There are three main characters in Griftlands, each with their own problem to solve. Sal the bounty hunter wants revenge. Rook the spy is working on a mysterious contract. Smith is trying to collect his inheritance, and have a good time doing it.
Those high-level goals are the same every time you play, but the day-to-day obstacles that you overcome in their pursuit vary wildly. Different subplots and events get drawn from a pool each time. The cast of characters shifts as different NPCs get cast in different roles and react to your choices. Your friend in one playthrough, with their unique mechanical strengths and weaknesses, may be your enemy in the next. We even switch up the boss fights that you encounter at the end of each day, to keep things fresh.
Most problems in Havaria can be solved either with your words or with your fists. However, in Griftlands both are driven with unique card deck gameplay mechanics. You play out both physical and verbal battles by playing cards! Playing cards make them stronger each time they’re played and picking one deck over another will give you the option of adding a new card to it at the end of successful encounters.
Succeeding comes down to having the right cards and playing them correctly in each situation. But you can’t always do exactly what you want – context matters. Your decks get stronger with use, so it’s important to balance your use of each, lest one of your skills falls behind and you get caught off guard by a powerful opponent. NPCs will also notice everything that you do and treat you accordingly. Saving someone from wild animals will earn their respect but killing someone’s best friend for example will have them seeking revenge and actively working against you.
Here’s a concrete example, featuring Rook:
Rook’s employer gives him a choice of jobs at the start of day two. He chooses to collect a debt from Ionis. On the way to find her, Rook encounters a stranger being attacked by wild animals.
It’s early on the second day of Rook’s story, so he has a relatively strong combat deck. He chooses to fight the beasts.

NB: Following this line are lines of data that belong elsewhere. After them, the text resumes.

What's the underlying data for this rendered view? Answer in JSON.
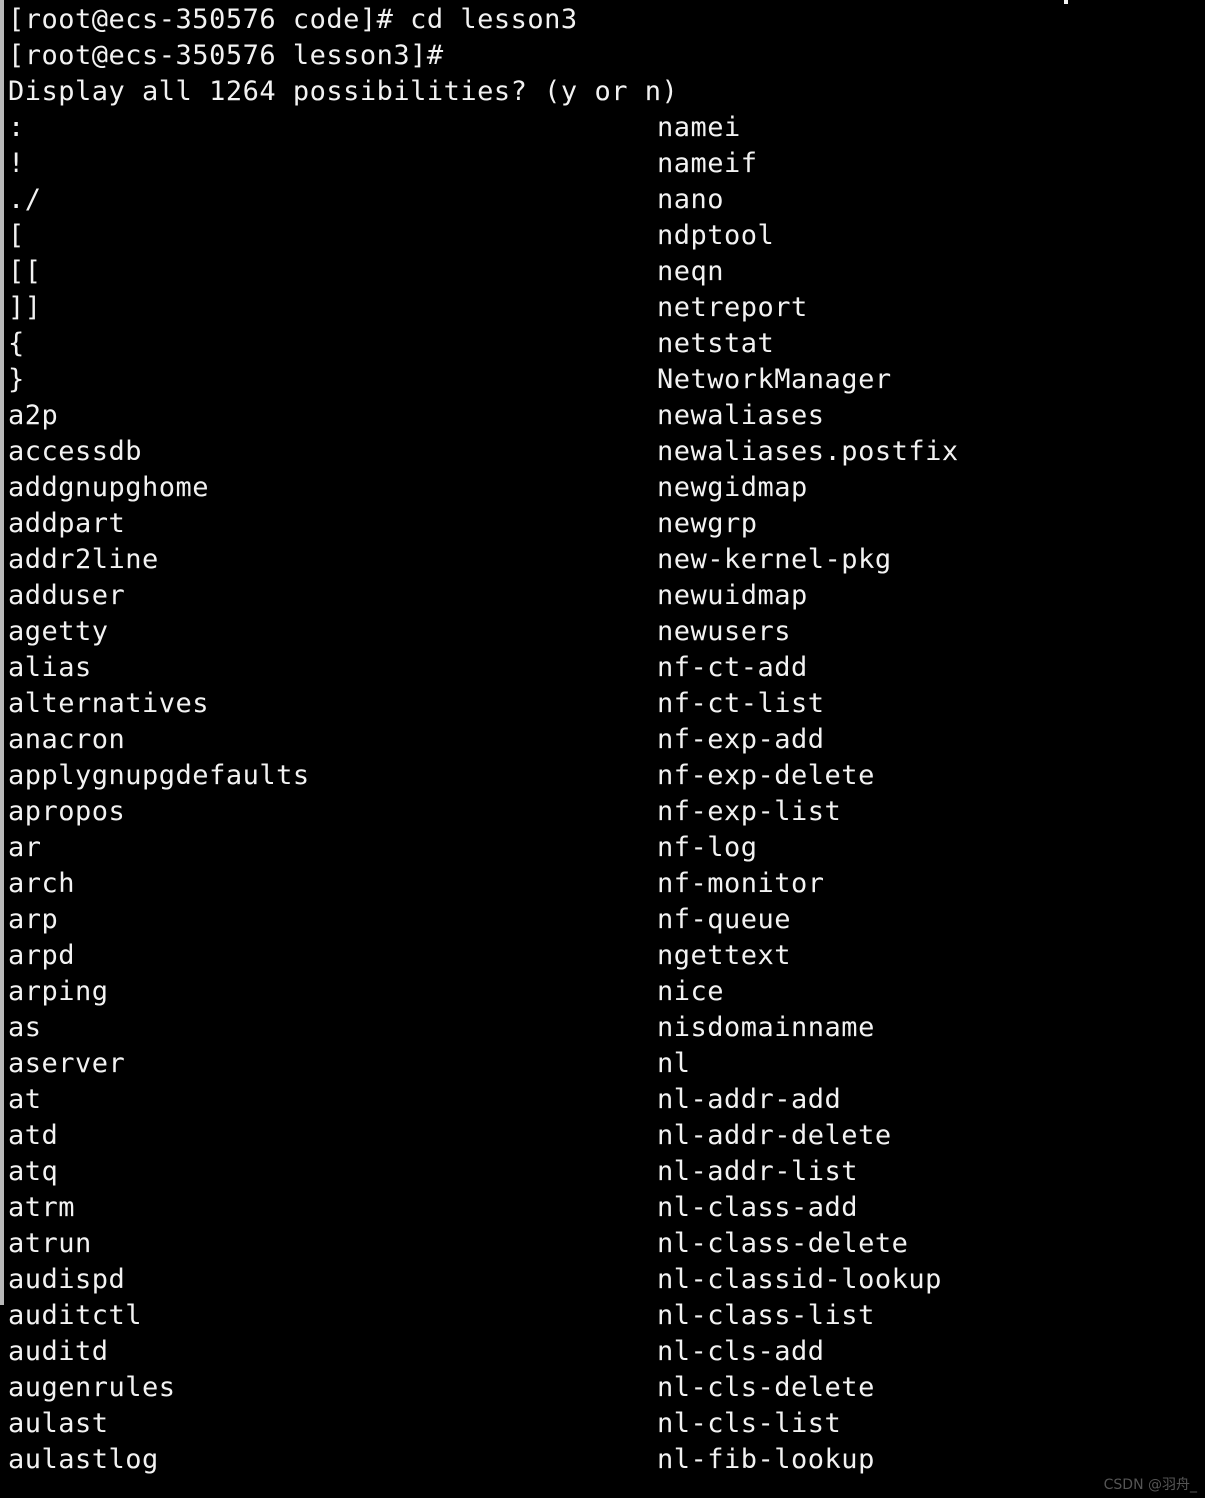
{
  "terminal": {
    "background_color": "#000000",
    "foreground_color": "#f2f2f2",
    "header_lines": [
      "[root@ecs-350576 code]# cd lesson3",
      "[root@ecs-350576 lesson3]#",
      "Display all 1264 possibilities? (y or n)"
    ],
    "prompt_user": "root",
    "prompt_host": "ecs-350576",
    "prompt_dir_before": "code",
    "prompt_dir_after": "lesson3",
    "command_entered": "cd lesson3",
    "completion_prompt": "Display all 1264 possibilities? (y or n)",
    "possibilities_count": "1264",
    "completion_answer_options": "(y or n)",
    "columns": {
      "left": [
        ":",
        "!",
        "./",
        "[",
        "[[",
        "]]",
        "{",
        "}",
        "a2p",
        "accessdb",
        "addgnupghome",
        "addpart",
        "addr2line",
        "adduser",
        "agetty",
        "alias",
        "alternatives",
        "anacron",
        "applygnupgdefaults",
        "apropos",
        "ar",
        "arch",
        "arp",
        "arpd",
        "arping",
        "as",
        "aserver",
        "at",
        "atd",
        "atq",
        "atrm",
        "atrun",
        "audispd",
        "auditctl",
        "auditd",
        "augenrules",
        "aulast",
        "aulastlog"
      ],
      "right": [
        "namei",
        "nameif",
        "nano",
        "ndptool",
        "neqn",
        "netreport",
        "netstat",
        "NetworkManager",
        "newaliases",
        "newaliases.postfix",
        "newgidmap",
        "newgrp",
        "new-kernel-pkg",
        "newuidmap",
        "newusers",
        "nf-ct-add",
        "nf-ct-list",
        "nf-exp-add",
        "nf-exp-delete",
        "nf-exp-list",
        "nf-log",
        "nf-monitor",
        "nf-queue",
        "ngettext",
        "nice",
        "nisdomainname",
        "nl",
        "nl-addr-add",
        "nl-addr-delete",
        "nl-addr-list",
        "nl-class-add",
        "nl-class-delete",
        "nl-classid-lookup",
        "nl-class-list",
        "nl-cls-add",
        "nl-cls-delete",
        "nl-cls-list",
        "nl-fib-lookup"
      ]
    }
  },
  "watermark": {
    "text": "CSDN @羽舟_"
  }
}
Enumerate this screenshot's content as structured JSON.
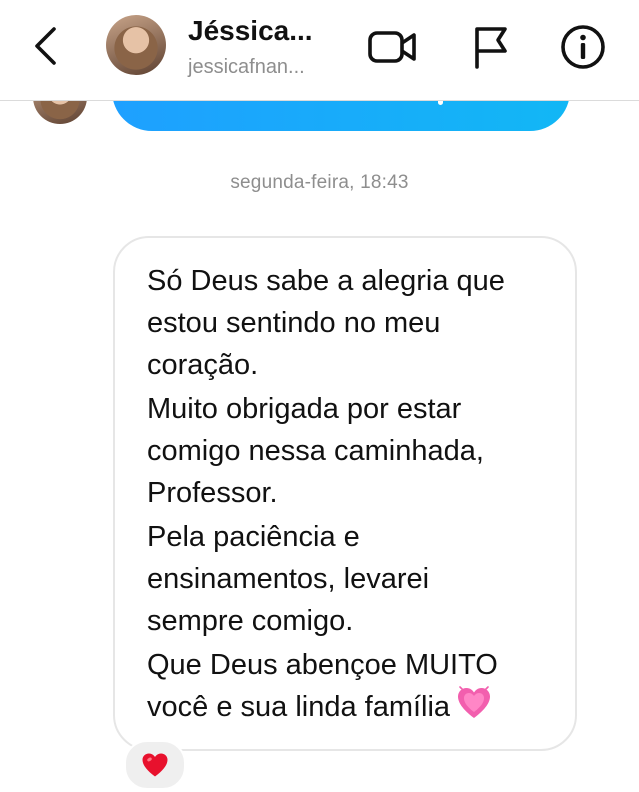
{
  "header": {
    "contact_name": "Jéssica...",
    "contact_username": "jessicafnan...",
    "icons": {
      "back": "chevron-left-icon",
      "video": "video-camera-icon",
      "flag": "flag-icon",
      "info": "info-icon"
    }
  },
  "chat": {
    "timestamp": "segunda-feira, 18:43",
    "message": {
      "paragraphs": [
        [
          "Só Deus sabe a alegria que",
          "estou sentindo no meu",
          "coração."
        ],
        [
          "Muito obrigada por estar",
          "comigo nessa caminhada,",
          "Professor."
        ],
        [
          "Pela paciência e",
          "ensinamentos, levarei",
          "sempre comigo."
        ],
        [
          "Que Deus abençoe MUITO",
          "você e sua linda família"
        ]
      ],
      "trailing_emoji": "growing-heart-emoji",
      "reaction": "red-heart-emoji"
    }
  },
  "colors": {
    "sent_bubble_start": "#1ea0ff",
    "sent_bubble_end": "#12b7f5",
    "timestamp": "#8e8e8e",
    "username": "#8e8e8e",
    "bubble_border": "#e6e6e6"
  }
}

He wins at the cost of a little health and also gets to pick a new combat card to add to his deck.
After the fight, we discover the stranger’s name is Wade, and she offers to give Rook a reward. Rook refuses the reward, instead earning Wade’s gratitude. This gives him a passive bonus based on Wade’s character class. Also, Wade promises to help him in the future if she is able.
Rook continues to the job. He intimidates Ionis and collects the debt. This angers Ionis, who vows revenge. This gives Rook an ongoing, passive penalty, which makes completing his second job that day more difficult.
At the end of the day, Rook returns to the inn where he’s staying. By happenstance, both Ionis and Wade are there. This is Rook’s opportunity to finally do something about that pesky penalty.
Rook tries to provoke Ionis with a negotiation. Wade rushes to help her friend, making the negotiation much easier than it would otherwise be.
Rook succeeds. Enraged at being outtalked, a now hot-headed Ionis challenges him to a duel and attacks. Rook’s upgraded combat deck makes short work of his foe, and both Ionis and her penalty die on the dirt-encrusted floor of the inn.
Rook recovers some lost resolve by sharing some refreshments with his best friend Wade before continuing to the day’s boss fight.
Every run through Griftlands weaves these narratives seamlessly through the main plot. You will have different allies and enemies each time, and the relative strengths of your two decks will present you with new and interesting challenges. Story-rich gameplay and replayability may seem like opposing goals, but we hope Griftlands shows that sometimes, they can work together. Out June 4 on PS4.